I moved out. I had enough of my stepdad a year later, 2014. I went downstairs into my room, texted my dad to pick me up, and that was it. At least I wish it was. My mom starts yelling from upstairs, saying I’m unbelievable, all this, all that, basically everything you’d think a mother who’s heart is breaking in front of you would say. Crying again. My stepdad comes downstairs soft-toned, asking me if I really wanted to leave, telling me this will tear my mother apart. I know it will. And it will rip me into pieces. My dad and I though, we are inseparable. He’s gone through the ringer. We’ve moved more times than I can count, either in basements of family member’s houses, or the top level of 95 East Granada Drive. That’s Brick NJ, 08723, if you wanted to look yourself. I just did, and you won’t find pictures of just the upstairs that the staircase leads to. I’ve seen my dad do whatever it takes, sacrifice everything just to make me happy. Today, I was going to be as unhappy as I ever could be.

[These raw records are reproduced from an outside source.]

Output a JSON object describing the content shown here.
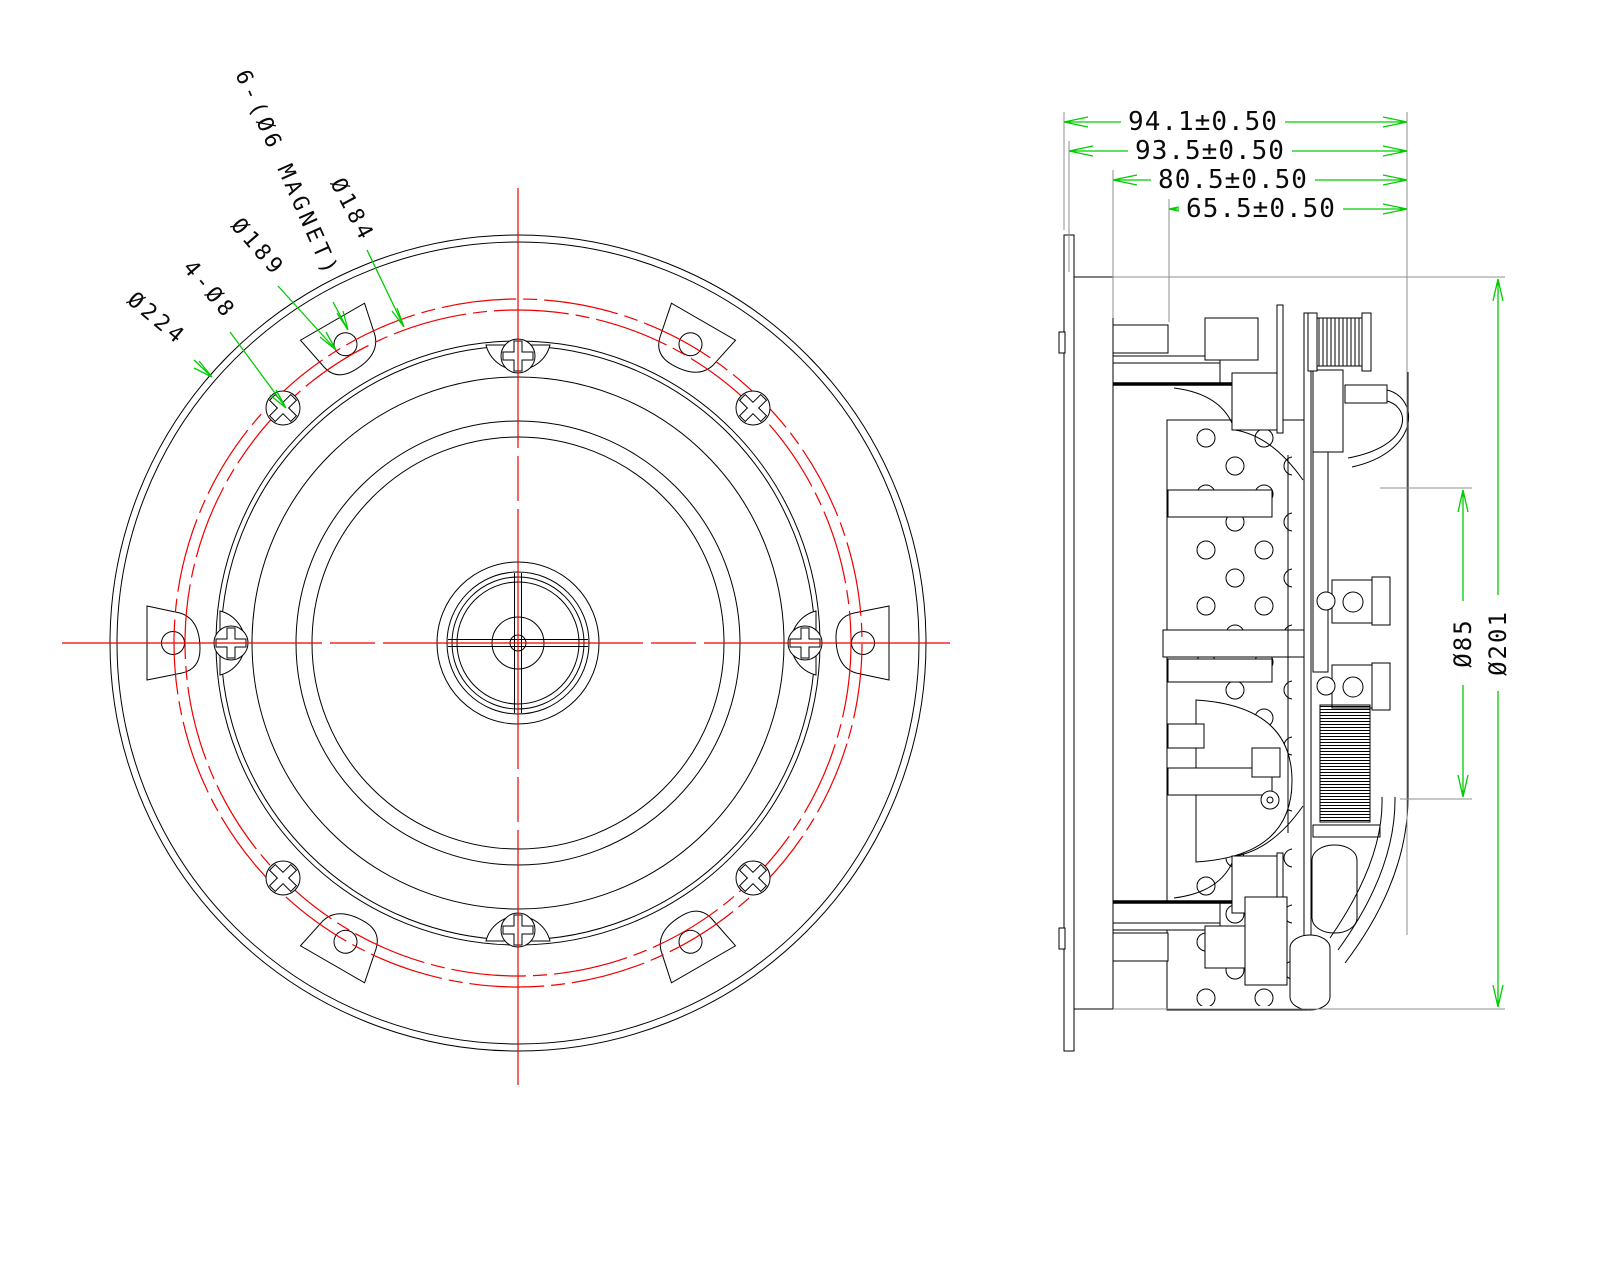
{
  "front_view": {
    "callouts": {
      "outer_diameter": "Ø224",
      "mounting_holes": "4-Ø8",
      "magnet_circle": "Ø189",
      "magnet_note": "6-(Ø6 MAGNET)",
      "screw_circle": "Ø184"
    }
  },
  "side_view": {
    "depth_dims": {
      "d1": "94.1±0.50",
      "d2": "93.5±0.50",
      "d3": "80.5±0.50",
      "d4": "65.5±0.50"
    },
    "dia_dims": {
      "coil": "Ø85",
      "body": "Ø201"
    }
  },
  "colors": {
    "geometry": "#000000",
    "centerline": "#ee0000",
    "dimension": "#00cc00",
    "extension": "#8f8f8f"
  }
}
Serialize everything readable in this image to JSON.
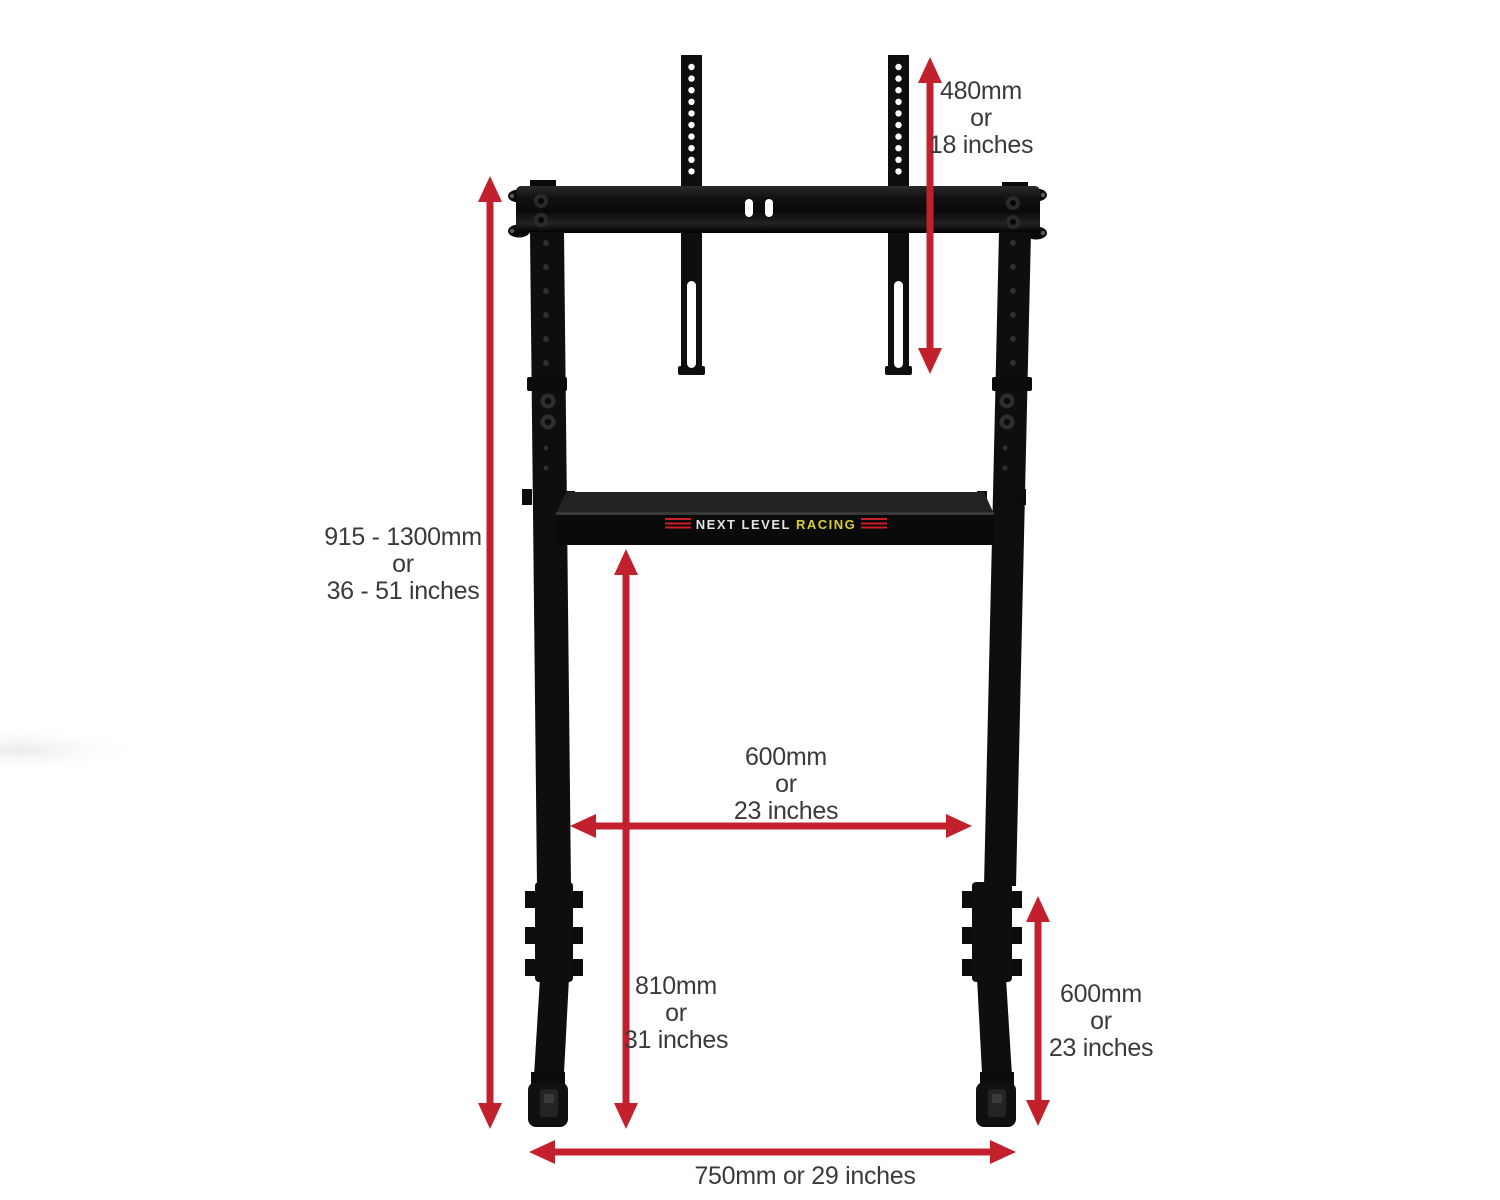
{
  "colors": {
    "arrow_red": "#c1202c",
    "label_text": "#3a3a3a",
    "stand_black": "#0e0e0e",
    "logo_silver": "#e4e4e4",
    "logo_yellow": "#d6d02f",
    "logo_red": "#cb1f27",
    "background": "#ffffff"
  },
  "logo": {
    "part1": "NEXT LEVEL",
    "part2": "RACING"
  },
  "dimensions": {
    "vesa_height": {
      "lines": [
        "480mm",
        "or",
        "18 inches"
      ]
    },
    "stand_height": {
      "lines": [
        "915 - 1300mm",
        "or",
        "36 - 51 inches"
      ]
    },
    "inner_width": {
      "lines": [
        "600mm",
        "or",
        "23 inches"
      ]
    },
    "crossbar_to_floor": {
      "lines": [
        "810mm",
        "or",
        "31 inches"
      ]
    },
    "foot_length": {
      "lines": [
        "600mm",
        "or",
        "23 inches"
      ]
    },
    "base_width": {
      "lines": [
        "750mm or 29 inches"
      ]
    }
  }
}
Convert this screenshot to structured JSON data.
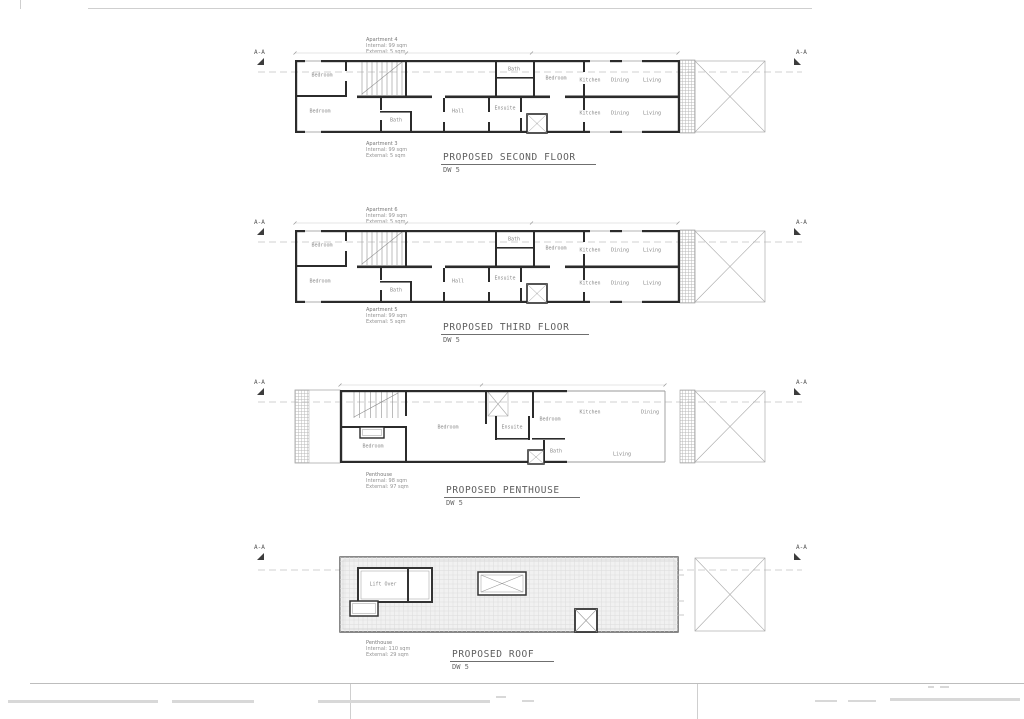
{
  "sheet": {
    "section_marker": "A-A",
    "drawing_ref": "DW 5"
  },
  "floors": {
    "second": {
      "title": "PROPOSED SECOND FLOOR",
      "drawing_no": "DW 5",
      "note_top": [
        "Apartment 4",
        "Internal: 99 sqm",
        "External: 5 sqm"
      ],
      "note_bottom": [
        "Apartment 3",
        "Internal: 99 sqm",
        "External: 5 sqm"
      ],
      "rooms": {
        "bedroom_a": "Bedroom",
        "bedroom_b": "Bedroom",
        "bedroom_c": "Bedroom",
        "bath_a": "Bath",
        "bath_b": "Bath",
        "ensuite": "Ensuite",
        "hall": "Hall",
        "kitchen_a": "Kitchen",
        "dining_a": "Dining",
        "living_a": "Living",
        "kitchen_b": "Kitchen",
        "dining_b": "Dining",
        "living_b": "Living"
      }
    },
    "third": {
      "title": "PROPOSED THIRD FLOOR",
      "drawing_no": "DW 5",
      "note_top": [
        "Apartment 6",
        "Internal: 99 sqm",
        "External: 5 sqm"
      ],
      "note_bottom": [
        "Apartment 5",
        "Internal: 99 sqm",
        "External: 5 sqm"
      ],
      "rooms": {
        "bedroom_a": "Bedroom",
        "bedroom_b": "Bedroom",
        "bedroom_c": "Bedroom",
        "bath_a": "Bath",
        "bath_b": "Bath",
        "ensuite": "Ensuite",
        "hall": "Hall",
        "kitchen_a": "Kitchen",
        "dining_a": "Dining",
        "living_a": "Living",
        "kitchen_b": "Kitchen",
        "dining_b": "Dining",
        "living_b": "Living"
      }
    },
    "penthouse": {
      "title": "PROPOSED PENTHOUSE",
      "drawing_no": "DW 5",
      "note": [
        "Penthouse",
        "Internal: 98 sqm",
        "External: 97 sqm"
      ],
      "rooms": {
        "bedroom_a": "Bedroom",
        "bedroom_b": "Bedroom",
        "bedroom_c": "Bedroom",
        "ensuite": "Ensuite",
        "bath": "Bath",
        "kitchen": "Kitchen",
        "dining": "Dining",
        "living": "Living"
      }
    },
    "roof": {
      "title": "PROPOSED ROOF",
      "drawing_no": "DW 5",
      "note": [
        "Penthouse",
        "Internal: 110 sqm",
        "External: 29 sqm"
      ],
      "rooms": {
        "lift": "Lift Over"
      }
    }
  },
  "colors": {
    "wall": "#2b2b2b",
    "thin_line": "#9a9a9a",
    "hatch": "#b8b8b8",
    "centerline": "#c4c4c4",
    "label_text": "#8a8a8a",
    "title_text": "#5e5e5e",
    "roof_fill": "#f1f1f1"
  }
}
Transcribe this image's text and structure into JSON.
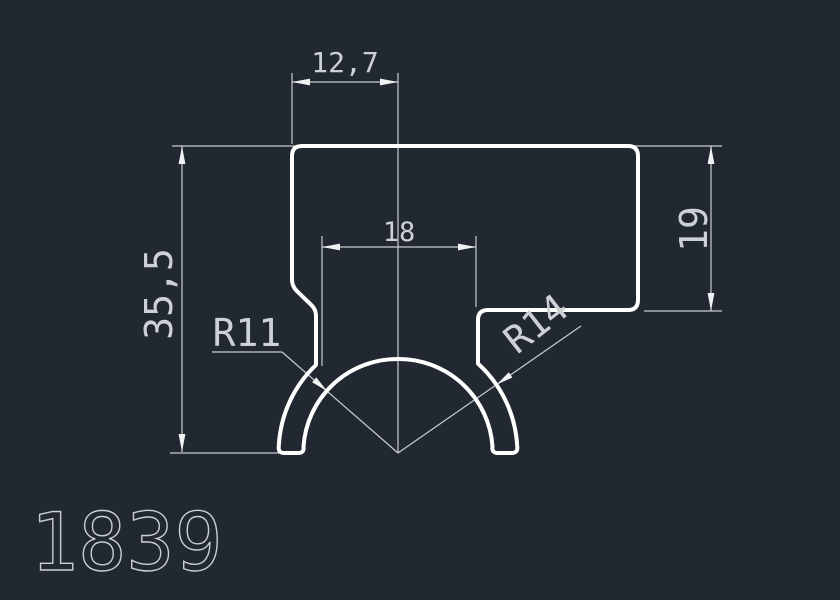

Some background information: My stepfather and I never had the best of relationships, let’s keep it at that. But my mother and I, just like my father and I, are strapped at the hip. She is my other half. It’s not just because she birthed me. It’s because she’s the most amazing and beautiful woman this world will ever see in my eyes and anyone who encounters her (sorry Jess). But she knew I needed a change, and I also knew I’m still her little baby boy who will always come running to her with my hypochondriac episodes, like if I’m going to die from a paper cut. I know that’s what hurt her the most. Me letting go. And I saw her cry and scream for me out the front door as I got in my dad’s truck after the three parents had a conversation. 

I believe, and I know, that this is a road that is “less traveled.” It’s a road that nobody else will ever come close to in their lives, because everyone is unique in their situations. I didn’t have to go to my dads. I didn’t have to see my friends after school everyday now because it’s no longer a two minute drive, it’s now a 25 minute one. I didn’t have to not push myself to be better academically and strive to be the first to go to college on my dad’s side. But I did, and look at everything now. My relationships with both my parents are at an all-time high, my dad and I bought our first house (again, not mine, but you get it). My mom has Josie, our new dog, as well as her first daughter keeping her company when my three brothers and stepdad are driving her off the walls at home until I come home. Men, right? But seriously, there’s nothing wrong with my stepdad and me now. There’s no tension anywhere. Life is as good as it’s ever been. 

The Jets are 28-45 since Nick Folk hit that game-winning field goal. He’s also been out of a job since Week 5 of this season. Funny how much bad has happened since that day.